The spokeswoman said that the company wasn't prepared to name its customers. NextGen's fiber-optic network competes with incumbent carriers such as Telstra and Optus for national, high-capacity transmission services.

There has been speculation in the past week that NextGen's financial future is in doubt and that by mid-2003 it will have exhausted the $450 million in financing secured for the project in December 2000.

In August, Leighton Holdings, the parent of Leighton Contractors, said it had booked a A$45 million ($25 million) writedown on its investment in NextGen. It took a 20 percent equity stake worth A$90 million ($50 million) in December 2000.

The other main equity partners, Macquarie Bank, Deutsche Bank and UBS Warburg, hold 10 to 13 percent each, with the remainder held by investment funds.

A spokesman for Leighton Holdings told CNN late Friday that negotiations between the different stakeholders were continuing.

"We are trying to move the project forward," he said.

Financial pressures

Leighton's subsidiary Visionstream built the network at a cost of A$612 million ($336 million) and has a 10-year contract worth about A$50 million ($27.5 million) a year to operate and maintain the network.

The NextGen spokeswoman said that like all other telecoms, the company faced financial pressures, but it was "not running out of money."

The company's other big backer, Lucent Technologies, provided the fiber-optic technology and will also help maintain and operate the network. Like Leighton, it has also committed to support NextGen financially.

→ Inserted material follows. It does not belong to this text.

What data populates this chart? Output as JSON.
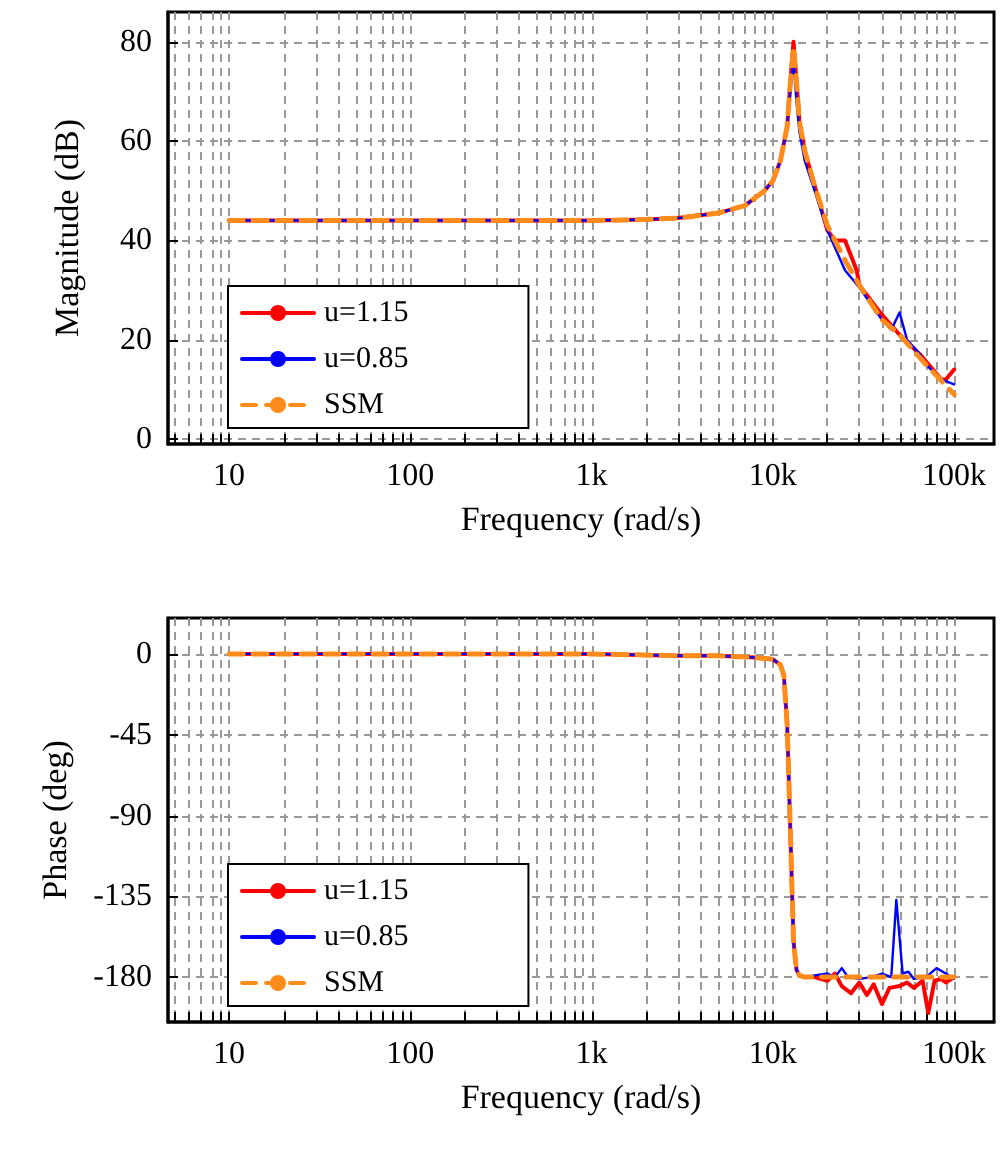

Lucent has already had one unhappy experience with the Australian telecommunications scene. In 2000, it built a $350 million mobile phone network in Sydney, Melbourne, Brisbane, Adelaide and Perth for One.Tel, the junior telecom that collapsed in May 2001.

In January this year, Hong Kong-controlled Hutchison Telecommunications (Australia) said it would buy most of the network assets that Lucent built for One.Tel.

Hutchison said then it would pay no cash up front. Instead, its third-general mobile joint venture with Telecom New Zealand will acquire the lease liabilities of the One.Tel network from April 2002 onwards.